A outra parte da questão, levantada : “Eu gostaria de saber se existe algum trabalho espírita que pode destruir a nossa vida”. Isso é absurdo. Não existe nenhuma possibilidade de o Espiritismo estar aliado ao mal ou concordar com qualquer ato que possa trazer o mais leve prejuízo a quem quer que seja. Pelo contrário. A Doutrina Espírita é a expressão do bem. Só quem nunca leu uma obra de Kardec e demais obras espíritas, ou nunca se interessou em buscar a verdade espírita, aberta para qualquer pessoa ver, pode pensar diferente, pois o papel do Espiritismo é justamente o de restabelecer a verdade simples, pura e cristalina que Jesus ensinou, o amor ao próximo.
Não há Espiritismo sem Jesus. Tire Jesus do Espiritismo e não há mais Doutrina Espírita; tanto assim que o lema da doutrina é este: “Fora da Caridade não há Salvação”. Se Jesus nos ensinou amar até mesmo os inimigos, porque todos somos filhos de Deus, e Deus ama todos seus filhos, como poderíamos pensar em prejudicar alguém? Existem, sim, pessoas que se ocupam dessas práticas condenáveis, desses malefícios, mas, com certeza, elas não têm nada a ver com o Espiritismo. Estão ligadas a práticas esdrúxulas de magia negra ou coisa parecida, movidas pelo interesse mesquinho ou pelo ódio. Muitas são pagas para isso e, por incrível que pareça, a iniciativa parte de pessoas que dizem acreditar em Deus e ter alguma religião.

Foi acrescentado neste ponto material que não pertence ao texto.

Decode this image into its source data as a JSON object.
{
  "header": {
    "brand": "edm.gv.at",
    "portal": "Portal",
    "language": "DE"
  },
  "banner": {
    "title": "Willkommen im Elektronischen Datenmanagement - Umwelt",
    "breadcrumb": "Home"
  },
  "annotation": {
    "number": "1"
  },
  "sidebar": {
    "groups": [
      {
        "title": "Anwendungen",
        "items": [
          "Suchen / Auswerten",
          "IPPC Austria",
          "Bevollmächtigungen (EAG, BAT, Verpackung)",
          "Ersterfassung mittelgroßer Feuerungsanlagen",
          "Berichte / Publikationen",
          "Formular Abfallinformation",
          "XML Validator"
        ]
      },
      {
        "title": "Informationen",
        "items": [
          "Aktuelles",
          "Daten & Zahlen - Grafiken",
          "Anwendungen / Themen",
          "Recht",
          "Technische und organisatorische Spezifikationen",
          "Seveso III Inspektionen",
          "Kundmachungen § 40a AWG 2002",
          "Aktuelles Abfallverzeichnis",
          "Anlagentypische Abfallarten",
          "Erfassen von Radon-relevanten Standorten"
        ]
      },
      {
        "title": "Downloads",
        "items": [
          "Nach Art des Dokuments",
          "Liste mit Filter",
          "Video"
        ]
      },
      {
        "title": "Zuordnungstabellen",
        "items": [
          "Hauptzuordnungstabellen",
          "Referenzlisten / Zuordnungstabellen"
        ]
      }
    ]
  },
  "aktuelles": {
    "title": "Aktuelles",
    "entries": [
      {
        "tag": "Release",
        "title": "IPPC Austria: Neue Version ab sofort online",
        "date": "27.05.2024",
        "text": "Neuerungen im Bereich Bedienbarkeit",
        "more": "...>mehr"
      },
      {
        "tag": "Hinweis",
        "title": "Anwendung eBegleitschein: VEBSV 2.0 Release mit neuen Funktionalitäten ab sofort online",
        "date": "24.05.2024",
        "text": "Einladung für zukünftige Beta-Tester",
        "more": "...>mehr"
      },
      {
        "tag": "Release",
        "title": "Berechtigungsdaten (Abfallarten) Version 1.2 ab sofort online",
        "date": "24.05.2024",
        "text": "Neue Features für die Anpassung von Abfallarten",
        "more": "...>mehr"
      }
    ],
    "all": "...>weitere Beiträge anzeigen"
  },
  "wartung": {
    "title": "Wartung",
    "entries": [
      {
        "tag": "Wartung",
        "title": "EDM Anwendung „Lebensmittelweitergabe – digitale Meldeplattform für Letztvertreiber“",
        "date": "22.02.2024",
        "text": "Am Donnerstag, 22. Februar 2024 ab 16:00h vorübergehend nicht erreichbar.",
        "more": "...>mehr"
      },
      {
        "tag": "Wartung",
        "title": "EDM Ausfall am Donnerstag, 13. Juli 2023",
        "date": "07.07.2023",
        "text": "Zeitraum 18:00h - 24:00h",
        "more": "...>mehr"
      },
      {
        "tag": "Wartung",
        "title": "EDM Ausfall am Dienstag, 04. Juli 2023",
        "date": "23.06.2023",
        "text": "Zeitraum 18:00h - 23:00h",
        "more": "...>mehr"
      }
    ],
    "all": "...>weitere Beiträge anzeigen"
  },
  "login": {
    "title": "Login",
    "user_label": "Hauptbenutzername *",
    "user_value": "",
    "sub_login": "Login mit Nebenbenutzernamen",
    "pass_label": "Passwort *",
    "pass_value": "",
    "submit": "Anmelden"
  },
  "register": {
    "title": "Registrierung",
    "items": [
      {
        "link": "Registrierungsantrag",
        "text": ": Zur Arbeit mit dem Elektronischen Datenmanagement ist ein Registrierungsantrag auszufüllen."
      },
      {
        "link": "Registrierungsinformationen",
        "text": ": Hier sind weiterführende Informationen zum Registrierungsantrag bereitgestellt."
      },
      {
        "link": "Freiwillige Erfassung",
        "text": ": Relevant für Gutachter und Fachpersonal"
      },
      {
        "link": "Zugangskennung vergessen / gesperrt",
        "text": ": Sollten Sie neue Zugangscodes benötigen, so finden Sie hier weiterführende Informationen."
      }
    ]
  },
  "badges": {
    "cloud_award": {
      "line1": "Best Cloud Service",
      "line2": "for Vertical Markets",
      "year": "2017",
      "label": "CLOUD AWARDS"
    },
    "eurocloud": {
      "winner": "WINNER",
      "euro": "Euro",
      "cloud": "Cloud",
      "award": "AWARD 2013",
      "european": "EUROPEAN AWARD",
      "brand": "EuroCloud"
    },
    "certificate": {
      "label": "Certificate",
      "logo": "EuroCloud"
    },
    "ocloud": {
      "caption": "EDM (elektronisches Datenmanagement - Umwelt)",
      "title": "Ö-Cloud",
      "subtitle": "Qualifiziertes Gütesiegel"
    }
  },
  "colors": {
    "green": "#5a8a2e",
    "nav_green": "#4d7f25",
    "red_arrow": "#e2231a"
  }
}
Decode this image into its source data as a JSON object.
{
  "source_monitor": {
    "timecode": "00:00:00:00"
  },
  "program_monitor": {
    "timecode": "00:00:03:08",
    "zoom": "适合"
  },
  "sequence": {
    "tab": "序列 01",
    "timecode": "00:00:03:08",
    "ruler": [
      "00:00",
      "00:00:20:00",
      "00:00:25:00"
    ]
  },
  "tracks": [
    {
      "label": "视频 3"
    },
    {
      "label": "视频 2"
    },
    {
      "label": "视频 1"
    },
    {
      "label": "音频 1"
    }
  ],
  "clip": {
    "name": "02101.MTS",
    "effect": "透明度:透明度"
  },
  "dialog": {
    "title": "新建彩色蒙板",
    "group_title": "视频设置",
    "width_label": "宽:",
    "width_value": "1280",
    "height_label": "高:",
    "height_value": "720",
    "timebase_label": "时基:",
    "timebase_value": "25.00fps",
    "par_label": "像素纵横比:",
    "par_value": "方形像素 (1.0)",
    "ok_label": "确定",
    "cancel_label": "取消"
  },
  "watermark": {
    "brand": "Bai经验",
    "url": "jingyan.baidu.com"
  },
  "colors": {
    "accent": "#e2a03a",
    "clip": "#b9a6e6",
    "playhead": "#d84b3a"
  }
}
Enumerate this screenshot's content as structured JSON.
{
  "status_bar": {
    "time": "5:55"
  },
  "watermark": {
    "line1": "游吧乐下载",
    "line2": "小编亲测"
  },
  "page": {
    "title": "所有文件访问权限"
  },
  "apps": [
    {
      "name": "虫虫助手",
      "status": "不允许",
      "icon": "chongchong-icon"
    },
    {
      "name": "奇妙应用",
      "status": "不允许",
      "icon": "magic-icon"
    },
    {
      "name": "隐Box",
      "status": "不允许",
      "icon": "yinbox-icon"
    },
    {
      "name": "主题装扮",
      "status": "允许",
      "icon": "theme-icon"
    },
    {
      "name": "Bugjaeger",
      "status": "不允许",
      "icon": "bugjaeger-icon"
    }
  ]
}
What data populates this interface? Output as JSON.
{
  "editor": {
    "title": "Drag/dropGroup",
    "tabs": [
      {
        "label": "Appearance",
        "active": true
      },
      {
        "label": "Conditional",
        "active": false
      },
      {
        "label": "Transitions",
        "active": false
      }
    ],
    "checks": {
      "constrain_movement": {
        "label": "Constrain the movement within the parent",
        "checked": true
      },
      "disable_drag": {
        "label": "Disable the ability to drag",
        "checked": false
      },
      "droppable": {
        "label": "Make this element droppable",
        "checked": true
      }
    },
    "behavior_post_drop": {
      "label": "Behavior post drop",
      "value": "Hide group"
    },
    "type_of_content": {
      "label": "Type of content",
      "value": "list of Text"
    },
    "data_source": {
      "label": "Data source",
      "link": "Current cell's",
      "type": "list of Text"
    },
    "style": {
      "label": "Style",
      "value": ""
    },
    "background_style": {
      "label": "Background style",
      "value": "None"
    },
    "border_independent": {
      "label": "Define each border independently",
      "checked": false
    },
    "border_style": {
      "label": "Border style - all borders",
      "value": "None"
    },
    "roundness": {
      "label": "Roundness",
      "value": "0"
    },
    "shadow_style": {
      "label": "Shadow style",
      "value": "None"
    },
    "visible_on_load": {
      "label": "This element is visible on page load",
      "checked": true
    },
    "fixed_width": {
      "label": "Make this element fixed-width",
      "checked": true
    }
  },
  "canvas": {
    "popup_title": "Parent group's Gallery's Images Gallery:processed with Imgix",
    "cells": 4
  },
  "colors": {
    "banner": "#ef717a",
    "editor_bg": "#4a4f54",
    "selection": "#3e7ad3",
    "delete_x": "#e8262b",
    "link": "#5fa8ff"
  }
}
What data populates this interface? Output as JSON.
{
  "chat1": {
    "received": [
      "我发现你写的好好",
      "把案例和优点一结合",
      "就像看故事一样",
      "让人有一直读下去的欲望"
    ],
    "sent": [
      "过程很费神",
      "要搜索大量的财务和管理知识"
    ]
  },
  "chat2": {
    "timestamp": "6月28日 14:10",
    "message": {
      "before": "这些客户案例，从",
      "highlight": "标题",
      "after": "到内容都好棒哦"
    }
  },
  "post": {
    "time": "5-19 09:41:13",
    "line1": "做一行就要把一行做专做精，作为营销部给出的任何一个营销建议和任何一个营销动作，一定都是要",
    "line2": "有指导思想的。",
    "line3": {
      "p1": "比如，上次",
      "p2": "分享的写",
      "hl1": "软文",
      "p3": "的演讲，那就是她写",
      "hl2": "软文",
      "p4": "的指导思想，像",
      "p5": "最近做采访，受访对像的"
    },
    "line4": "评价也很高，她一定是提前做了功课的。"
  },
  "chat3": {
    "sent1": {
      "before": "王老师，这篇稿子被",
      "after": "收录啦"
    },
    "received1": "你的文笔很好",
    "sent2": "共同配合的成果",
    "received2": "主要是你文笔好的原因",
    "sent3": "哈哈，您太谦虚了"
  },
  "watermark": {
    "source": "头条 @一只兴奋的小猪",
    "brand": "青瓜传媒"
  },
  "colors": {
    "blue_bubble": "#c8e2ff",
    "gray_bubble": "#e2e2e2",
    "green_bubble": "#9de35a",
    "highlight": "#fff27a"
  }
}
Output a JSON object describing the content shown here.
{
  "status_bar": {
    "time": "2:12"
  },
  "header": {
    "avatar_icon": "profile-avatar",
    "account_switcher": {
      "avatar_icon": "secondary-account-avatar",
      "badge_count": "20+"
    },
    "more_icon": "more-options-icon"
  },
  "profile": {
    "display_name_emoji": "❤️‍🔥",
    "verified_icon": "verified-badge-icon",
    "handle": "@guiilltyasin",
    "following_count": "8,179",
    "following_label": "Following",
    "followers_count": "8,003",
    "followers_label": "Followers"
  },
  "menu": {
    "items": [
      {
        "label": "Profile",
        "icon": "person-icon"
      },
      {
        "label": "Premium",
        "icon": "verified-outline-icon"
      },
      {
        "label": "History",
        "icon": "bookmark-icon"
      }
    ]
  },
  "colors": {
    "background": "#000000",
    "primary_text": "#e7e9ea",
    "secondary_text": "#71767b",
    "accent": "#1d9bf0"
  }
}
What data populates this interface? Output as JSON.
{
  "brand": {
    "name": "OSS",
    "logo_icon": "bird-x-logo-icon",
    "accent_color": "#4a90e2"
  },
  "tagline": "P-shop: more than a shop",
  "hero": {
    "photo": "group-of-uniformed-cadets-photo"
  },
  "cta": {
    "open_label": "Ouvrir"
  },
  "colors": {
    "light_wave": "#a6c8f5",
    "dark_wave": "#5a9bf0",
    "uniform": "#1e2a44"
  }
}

Kardec se preocupou com essa questão no seu tempo. Tanto assim que, n’O LIVRO DOS ESPÍRITOS, ele levantou o problema, questionou os bons Espíritos a respeito, e os Espíritos lhe disseram que a nossa maior defesa contra qualquer mal, que nos pretendam fazer, está em nós mesmos, está em nosso caráter, em nossa conduta, em nossos valores morais. Os Espíritos comprometidos com o mal só podem nos atingir se estivermos ao alcance deles, e só estaremos ao alcance deles, se dermos motivos para isso. Não devemos temer o mal, se estamos com o bem.